Ein langjàngender Streit um Einnahmen zwischen dem Deutschen Skiverband (DSV) und dem Skiclub Partenkirchen hat das Skispringen-Projekt der Vierschanzentournee 2027 am Neujahrstag in Garmisch-Partenkirchen ins Wanken gebracht. Derzeit steht der 1. Januar-Rennen mit einem Sternchen im Wettkampfkalender des Weltverbandes FIS und fehlt eine Bestätigung für den Austragungsort. Stattdessen steht „GER“ für Germany. Als Neuererin soll es erstmals eine Tournee für Frauen und Männer geben. Es ergeben sich jedoch offene Fragen zu den Einnahmen und den Konsequenzen für die Zukunft. Der Deutsche Skiverband sieht Differenzen mit dem Olympia-Gastgeber und betont seine Bedeutung für die Vierschanzentournee. Gleichzeitig ist es medial durchgestochen, was zu einer medialen Sensation geführt hat.

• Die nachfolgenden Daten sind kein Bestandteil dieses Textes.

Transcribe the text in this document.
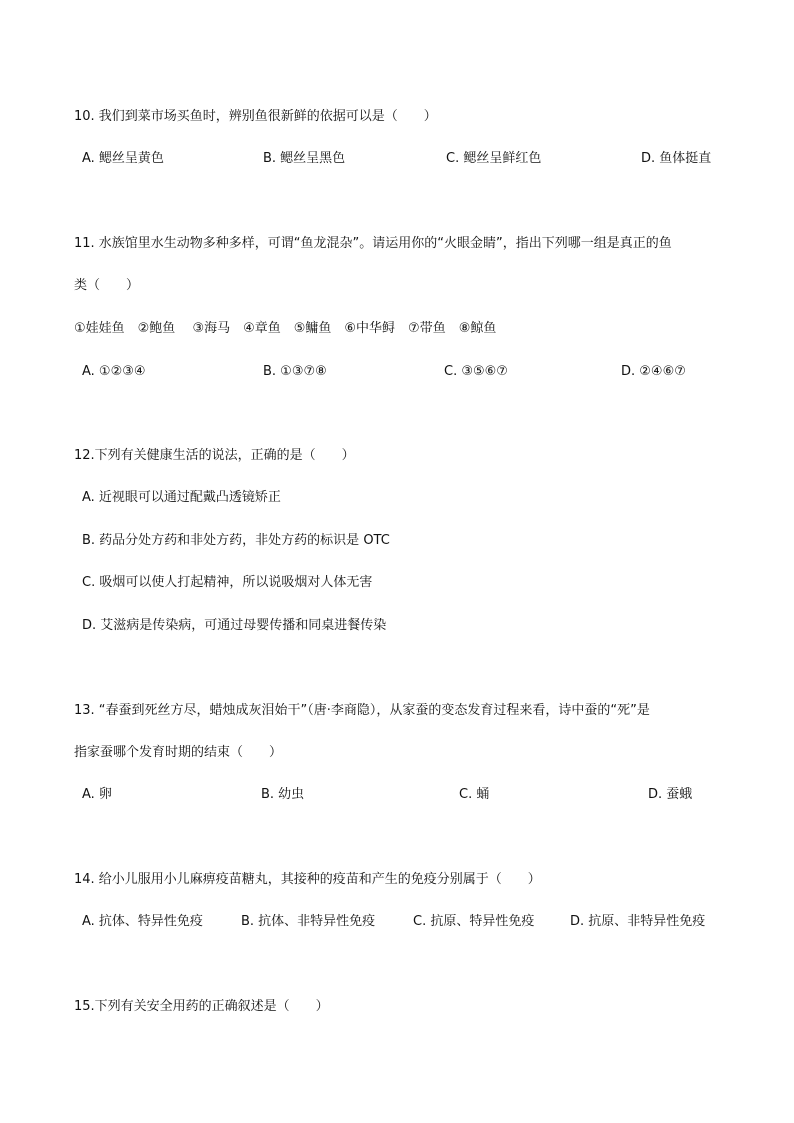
10. 我们到菜市场买鱼时，辨别鱼很新鲜的依据可以是（　　）
A. 鳃丝呈黄色	B. 鳃丝呈黑色	C. 鳃丝呈鲜红色	D. 鱼体挺直
11. 水族馆里水生动物多种多样，可谓“鱼龙混杂”。请运用你的“火眼金睛”，指出下列哪一组是真正的鱼
类（　　）
①娃娃鱼　②鲍鱼　 ③海马　④章鱼　⑤鳙鱼　⑥中华鲟　⑦带鱼　⑧鲸鱼
A. ①②③④	B. ①③⑦⑧	C. ③⑤⑥⑦	D. ②④⑥⑦
12.下列有关健康生活的说法，正确的是（　　）
A. 近视眼可以通过配戴凸透镜矫正
B. 药品分处方药和非处方药，非处方药的标识是 OTC
C. 吸烟可以使人打起精神，所以说吸烟对人体无害
D. 艾滋病是传染病，可通过母婴传播和同桌进餐传染
13. “春蚕到死丝方尽，蜡烛成灰泪始干”（唐·李商隐），从家蚕的变态发育过程来看，诗中蚕的“死”是
指家蚕哪个发育时期的结束（　　）
A. 卵	B. 幼虫	C. 蛹	D. 蚕蛾
14. 给小儿服用小儿麻痹疫苗糖丸，其接种的疫苗和产生的免疫分别属于（　　）
A. 抗体、特异性免疫	B. 抗体、非特异性免疫	C. 抗原、特异性免疫	D. 抗原、非特异性免疫
15.下列有关安全用药的正确叙述是（　　）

Ein Streit ums Geld lässt das Skispringen im Rahmen der Vierschanzentournee am Neujahrstag in Garmisch-Partenkirchen wackeln. Der Disput zwischen dem Deutschen Skiverband und dem Skiclub Partenkirchen reicht so weit, dass der 1.
Jänner 2027 im Wettkampfkalender des Weltverbandes aktuell mit drei Sternchen versehen ist und eine Bestätigung für den Austragungsort fehlt. Stattdessen steht „GER“ für Germany. Erstmals soll es eine Tournee für Frauen und Männer sein. Es gibt Zeitpläne, es gibt ein Konzept und zugleich die offene Frage: Wer bekommt wie viel von den Einnahmen?
Wie ändert sich das, wenn im kommenden Winter die Frauen an Silvester integriert werden und das Neujahrsspringen erstmals unter Flutlicht statt wie bisher um 14 Uhr steigt? Wie zuerst die „Bild“ berichtete, will der Skiclub in Partenkirchen deutlich mehr als die niedrige siebenstellige Summe, die er bisher erhält. Dazu erhält der Verein die Einnahmen der Ticketverkäufe, muss aber auch die Infrastruktur für das Großereignis stellen.
Bis zu 30 Prozent zusätzlich fordert der Club dem Vernehmen nach vom DSV, der maßgeblich über die TV-Verträge und durch Sponsoren an dem Event verdient.
„Wir tragen das komplette Risiko, hatten 22 Jahre lang aber keine signifikanten Zahlungsanpassungen. In den vergangenen beiden Jahren hatten wir bei der Tournee Fehlbeträge in unseren Kassen“, sagte Michael Maurer als Präsident des Skiclubs Partenkirchen der „Süddeutschen Zeitung“. Der Deutsche Skiverband stellt fest, dass es seit ein paar Jahren Differenzen mit dem Olympia-Gastgeber von 1936 gibt. Die Tournee ist seit der Gründung 1953 für die vier Orte Oberstdorf, Garmisch-Partenkirchen, Innsbruck und Bischofshofen bekannt.
„Ohne uns gibt es keine Vierschanzentournee“, sagte Maurer. Die FIS und der DSV stehen dementsprechend unter Druck. Dass der Zwist in der wettkampffreien Zeit medial durchgestochen wurde, dürfte kein Zufall sein. Die Organisatoren des SC Partenkirchen verweisen öffentlichkeitswirksam auf die Thematik, die Fans und TV-Zuschauern bisher gänzlich unbekannt war.
Für die erstmalige Austragung der Frauentournee im Winter 2026/27 ist geplant, dass die Frauen jeweils am Tag der Qualifikation der Männer ihre Wettbewerbe austragen. FIS-Präsident Johan Eliasch hatte die Einführung als „einen wahren Meilenstein in der Geschichte des Skispringens und des Wintersports insgesamt“ bezeichnet. User-Beiträge geben nicht notwendigerweise die Meinung des Betreibers/der Redaktion bzw. von Krone Multimedia wieder. In diesem Sinne distanziert sich die Redaktion/der Betreiber von den Inhalten in diesem Diskussionsforum.